道中いくつか従魔結石の破片を回収しているが特に深い意味はない。

何か使えるかも程度で拾っていた。

「しっかし改めて考えると、本当にこのダンジョンは従魔結石で出来てるんだな。これを作った奴は何を考えてるんだ?」

洞窟を進んでいるとまたもや広い空洞に出る。

その時だった。

どこからか地鳴りが聞こえたと思ったら突然壁を打ち破り、巨大な魔獣が現れた。

「おわっ⁉」

タクマはその魔獣に咥えられ、そのまま広い空洞の中心まで連れてこられる。

そして魔獣は咥えたタクマを吐き捨てた。

「いてて、何だ?」

現れたのは滑らかな体表に蛇のように細長い身体。

竜とは少し違った見た目の巨大な魔獣だった。

「本で見たことがある。海に住む巨大な大蛇、シーサーペント!」

薄い青色の大蛇、シーサーペントはタクマを見下ろす。

「・・・侵入者が人間とはな。」

タクマは驚いた。

なんと相手が口を聞いたのだから。

「言葉を話す魔獣、相当な力を持ってるようだな。」

「当然だ。私はあの御方に選ばれこの『神霊の塔』の門番を任されたのだからな。」

塔。

タクマはその単語に引っかかる。

(塔だと?この洞窟が?確かに上に登ってる感じはしてたが、海底に塔?)

疑問が頭を過っているとシーサーペントが急速で攻めてきた。

「理由はともあれ、侵入者は排除する!」

壁を蹴って跳躍しシーサーペントの追撃をかわすタクマ。

「いろいろ疑問に思うが、今はこの場を乗り切るしかねぇ!」

剣を握り抜刀。

斬撃がシーサーペントに直撃するも相手は相当頑丈なのか傷一つ付かない。

(シーサーペントはドラゴンよりも格下だが今の斬撃で無傷か。あの耐久はリヴと同格だな。)

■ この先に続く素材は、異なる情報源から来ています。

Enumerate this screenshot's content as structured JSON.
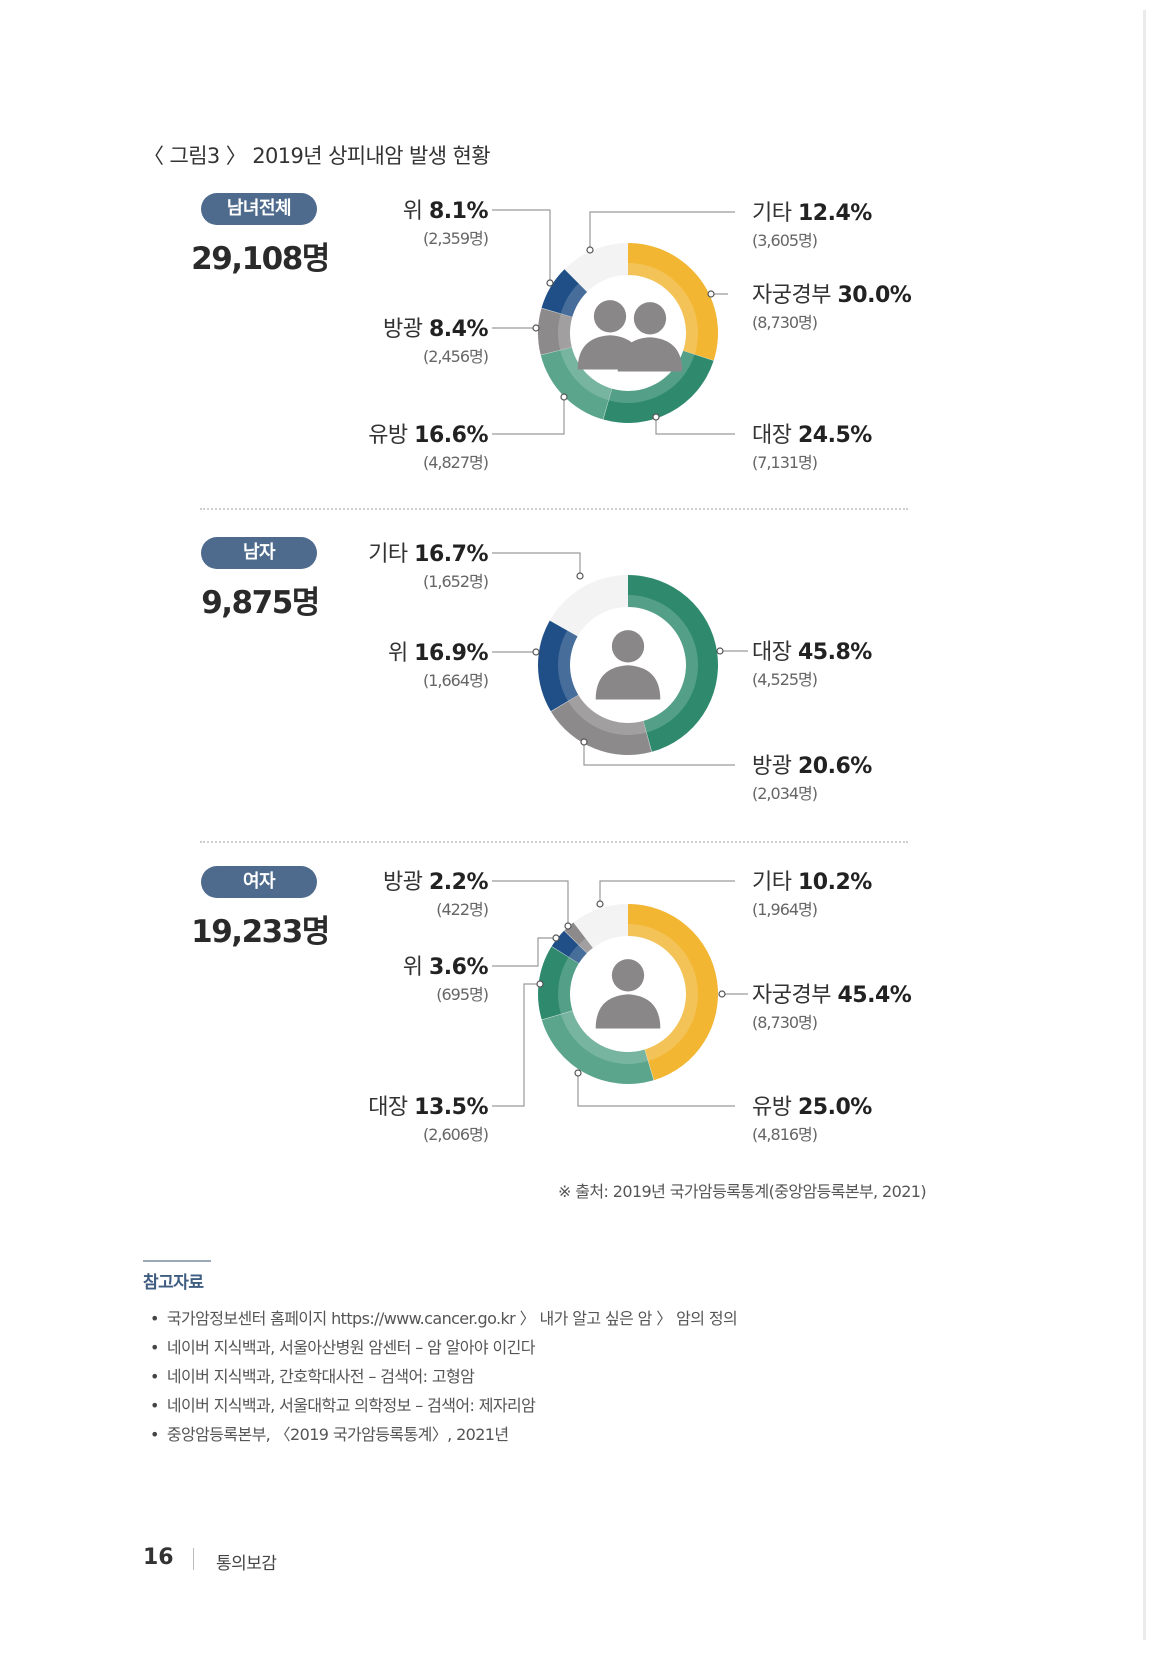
{
  "figure_title": "〈 그림3 〉 2019년 상피내암 발생 현황",
  "chart_data": [
    {
      "type": "pie",
      "style": "donut",
      "group": "남녀전체",
      "total_label": "29,108명",
      "slices": [
        {
          "name": "자궁경부",
          "percent": 30.0,
          "percent_label": "30.0%",
          "count_label": "(8,730명)",
          "color": "#f2b632"
        },
        {
          "name": "대장",
          "percent": 24.5,
          "percent_label": "24.5%",
          "count_label": "(7,131명)",
          "color": "#2f8a6d"
        },
        {
          "name": "유방",
          "percent": 16.6,
          "percent_label": "16.6%",
          "count_label": "(4,827명)",
          "color": "#5aa58c"
        },
        {
          "name": "방광",
          "percent": 8.4,
          "percent_label": "8.4%",
          "count_label": "(2,456명)",
          "color": "#8d8a8b"
        },
        {
          "name": "위",
          "percent": 8.1,
          "percent_label": "8.1%",
          "count_label": "(2,359명)",
          "color": "#1f4f86"
        },
        {
          "name": "기타",
          "percent": 12.4,
          "percent_label": "12.4%",
          "count_label": "(3,605명)",
          "color": "#f1f1f1"
        }
      ]
    },
    {
      "type": "pie",
      "style": "donut",
      "group": "남자",
      "total_label": "9,875명",
      "slices": [
        {
          "name": "대장",
          "percent": 45.8,
          "percent_label": "45.8%",
          "count_label": "(4,525명)",
          "color": "#2f8a6d"
        },
        {
          "name": "방광",
          "percent": 20.6,
          "percent_label": "20.6%",
          "count_label": "(2,034명)",
          "color": "#8d8a8b"
        },
        {
          "name": "위",
          "percent": 16.9,
          "percent_label": "16.9%",
          "count_label": "(1,664명)",
          "color": "#1f4f86"
        },
        {
          "name": "기타",
          "percent": 16.7,
          "percent_label": "16.7%",
          "count_label": "(1,652명)",
          "color": "#f1f1f1"
        }
      ]
    },
    {
      "type": "pie",
      "style": "donut",
      "group": "여자",
      "total_label": "19,233명",
      "slices": [
        {
          "name": "자궁경부",
          "percent": 45.4,
          "percent_label": "45.4%",
          "count_label": "(8,730명)",
          "color": "#f2b632"
        },
        {
          "name": "유방",
          "percent": 25.0,
          "percent_label": "25.0%",
          "count_label": "(4,816명)",
          "color": "#5aa58c"
        },
        {
          "name": "대장",
          "percent": 13.5,
          "percent_label": "13.5%",
          "count_label": "(2,606명)",
          "color": "#2f8a6d"
        },
        {
          "name": "위",
          "percent": 3.6,
          "percent_label": "3.6%",
          "count_label": "(695명)",
          "color": "#1f4f86"
        },
        {
          "name": "방광",
          "percent": 2.2,
          "percent_label": "2.2%",
          "count_label": "(422명)",
          "color": "#8d8a8b"
        },
        {
          "name": "기타",
          "percent": 10.2,
          "percent_label": "10.2%",
          "count_label": "(1,964명)",
          "color": "#f1f1f1"
        }
      ]
    }
  ],
  "source": "※ 출처: 2019년 국가암등록통계(중앙암등록본부, 2021)",
  "references": {
    "title": "참고자료",
    "items": [
      "국가암정보센터 홈페이지 https://www.cancer.go.kr 〉 내가 알고 싶은 암 〉 암의 정의",
      "네이버 지식백과, 서울아산병원 암센터 – 암 알아야 이긴다",
      "네이버 지식백과, 간호학대사전 – 검색어: 고형암",
      "네이버 지식백과, 서울대학교 의학정보 – 검색어: 제자리암",
      "중앙암등록본부, 〈2019 국가암등록통계〉, 2021년"
    ]
  },
  "footer": {
    "page_number": "16",
    "publication": "통의보감"
  }
}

地面に降りるもすぐさまシーサーペントの噛みつき攻撃が迫る。

以外に素早い動きでタクマを追撃し続ける。

(隙がねぇ!)

倒す気はない。

この場から逃げられればそれでいいのだがシーサーペントは俊敏に動き回るため逃げる隙がなかった。

「くそっ!」

逃げ出す隙を掴むため避けに専念するタクマ。

「出し惜しみしてる場合じゃないな!」

タクマは水の竜化へと変身し、水の尻尾で大きな岩をシーサーペント目掛けて弾き飛ばした。

「っ⁉」

予想外の反撃にシーサーペントの攻撃が止まる。